Cu|ブリティッシュ・サマーツイード

ダブル4釦1掛け(ロングターン)スーツ

ダブル4釦1掛
ジャケットの前釦が左右に2個づつ合計4個ついていて、下の釦1個だけで止める形のダブルスーツです。このダブルの形は、ダブルスーツが好んで着られたバブル期にソフトスーツのデザインとして多く作られた形で、当時景気の良さそうなお兄さんたちが、パステル調のパープルやサーモンピンク、明るめなブルー系やグリーンなど鮮やかな色合い
のスーツを、実際寸法よりも肩幅プラス5cm程度のダブつくオーバーサイズで、ほんとによくご注文いただきました。
今考えれば肩幅が大きすぎてジャケットの肩先が落ちてしまうほどだったんですが、当時はそれがよかったんですよね・・。肩パッドなども厚めのものが入るいわゆるボールドルック。1個掛けで釦位置が低く、Vゾーンが広めなロングターンは、若干のルーズな雰囲気とともに、大胆で元気の良い悪ガキイメージのジャケットシルエット
店長もずいぶんこのオーバーサイズのソフトスーツを作ったのですが、タンスの中をのぞいてみるとそのソフトスーツの着数がずいぶん多くて、時代のせいか使われている生地は舶来の高級素材ばかり。
今は肩幅はナロー(狭い)で全体的なシルエットはタイト傾向にあるため、この頃のソフトスーツとはまったくシルエットが異なりますし、また寸法調整したくても差寸が大きすぎてできないことはないと思うのですが、直し代がかかりすぎて考えてしまうところです。

小柄な体型の方におススメなダブルスーツ

ダブル4個釦も6個釦も、ファッション的なデザインのひとつとしてお選びいただくのが一番だと思うのですが、小柄な方が、縦に3個づつあるダブル6釦をご着用になると縦の釦間隔が狭くなる傾向にあることから、この4釦1掛のフロントデザインならバランスよく前釦の感覚も自然でしっくりきます。
サイズ的には、バブル期のソフトスーツのようなたっぷりめのゆとり量で仕立てることはほとんどないのですが、オーバーサイズに作ると体格を大きく、立派に見せるという効果があるため、当時仕立てた大きめサイズのスーツから引き続き同様なスタイルでお仕立ていただくこともたまにあります。
ファッションは着ている人が良ければそれで良く、こだわりもその方のこだわりなので、セオリーとちょっとだけ自分の好みの入ったアドバイスはさせていただくのですが、最終的にお決めになるのはやはりお客様ご本人です。
トレンドはやはりタイト傾向で、太めな方がゆったりめに着るイメージなダブルスーツも、肩幅も狭く、胴回りも絞る感じ。ネクタイは、肩幅に合わせて細くなることが多いのですが、シャツの衿巾と共にあまり変わりはないようです。

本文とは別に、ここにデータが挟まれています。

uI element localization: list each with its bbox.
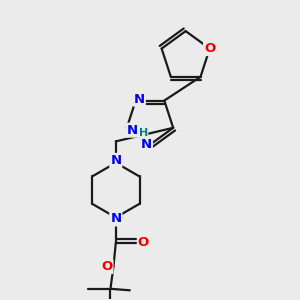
Text: N: N <box>141 138 152 151</box>
Text: H: H <box>139 128 148 138</box>
Text: N: N <box>127 124 138 137</box>
Text: N: N <box>110 212 122 226</box>
Text: O: O <box>204 42 215 55</box>
Text: N: N <box>110 154 122 167</box>
Text: N: N <box>134 93 145 106</box>
Text: O: O <box>101 260 112 273</box>
Text: O: O <box>138 236 149 249</box>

ダブル6釦2掛スーツのスプレッドアウトが人気ですが・・

ネットからいただくオーダーの割合から見て、シングルスーツ・ダブルスーツのシェアはダブルのスーツは多くても10%程度。最近ではフォーマルスーツも格調高くダブルスーツというより、着心地が楽なシングルスーツで・・という方も増えてきているため余計です。
比較的控えめなダブルースーツの人気なのですが、その中でも高い注目度なのが、ダブル6釦2掛スーツの形です。これもやはりシングル3釦の影響だと思うのですが、ダブルでもVゾーンの狭い6釦2掛が好まれているというところでしょうか。
それならダブル4釦は・・ということになってしまうのですが、ダブルというのは深く重ねた打ち合い(上着の左右前端)のことをいうため、戦後の裁断・補正の仕立て屋的教科書などには両前背広などとかいてあるものがダブルです。
打ち合いの差はあるのですが、シングルスーツもダブルスーツも釦位置を高く・低くという調整はオーダースーツならそれほど難しいことではないため、ダブル4釦の釦位置を6釦ほどのVゾーンとなるように調整ということももちろん対応させていただけます。
ダブルスーツの中にも、左右の前身の重なる量を少なくしたレス・オーバーラップ・DB(ダブル・ブレスト)というかっこ良さそうなデザイン、タイトルとなっている「スプレッド・アウト」はダブルスーツの並列的な前釦の一番上の2個釦の間隔のみ広くなっているもののほか、「オールインライン」といわれる前釦間隔を等配列とした別名「リージェンシー・ダブルブレステッド」など、衿型もシングル標準ならノッチ衿、ダブルならピーク衿といった枠を超えてするカスタムメイドもオーダースーツならではです。